Humour is evident throughout the whole game, with many visual gags running through as themes. Aimed primarily at seven year olds, the humour isn’t too complex – the super weapon that Dr Doom is building is called “Dr Doom’s Doom Ray…..of DOOM!” and so forth. Which brings us neatly back to Stan Lee who is placed “….in peril” throughout the different levels of the game, and it becomes a chuckle riddled side venture to see if you can find him. Sometimes he’s obvious, though less easy to get to, sometimes he’s hidden away somewhere. Invariably, he jumps out of what peril there was to utter a corny line (“I was nearly toast – BURNT TOAST”) or simply “Excelsior!” before running off to the next peril.

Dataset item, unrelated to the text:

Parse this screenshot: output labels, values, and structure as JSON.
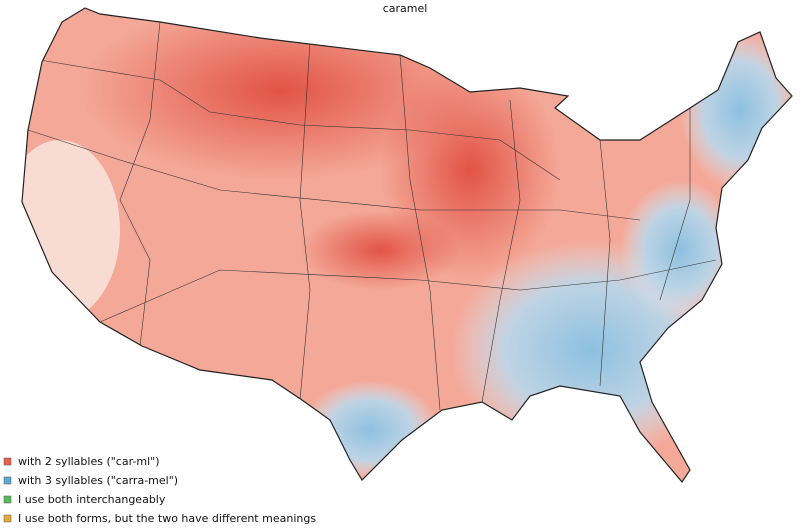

In all I got to play 150 separate main characters which encompass much of the Marvel Universe, with such diverse individuals as Fandral and Squirrel Girl (I’m not kidding here) as well as the better known mainstays of the genre. While all this character-swapping is fun, it becomes increasingly complex as I tried to figure out which character to use for which situation. They are kind of split into groups such as flight, strength, fire and so on, so in reality there is always more than one character who can accomplish whatever task you are undertaking. With some tasks you have to think a little laterally – Hulk is great at smashing but his alter-ego Bruce Banner is great at computer hacking, so never forget that you’ve got him.
Set in an open–world play area of New York, Asgard and an asteroid, Lego Marvel Superheroes looks great and is constantly entertaining. There are a few gripes such as the secondary figures around the main character that you are playing seeming to have only limited AI and attacking the droves of baddies in a haphazard way, and sometimes characters get stuck, which once required a restart to resolve, but on the whole I found it smooth to play.
Developed once again by Travellers’ Tales and published through Warner Bros, Lego Marvel Superheroes is available on all major platforms including the 3DS and Wii U, so there is no excuse not to play it. Just as with the small plastic bricks that preceded it, Lego Marvel Superheroes is a joy to play whether you’re seven or seventy.
Now where is that pesky Stan Lee this time??? EXCELSIOR!!!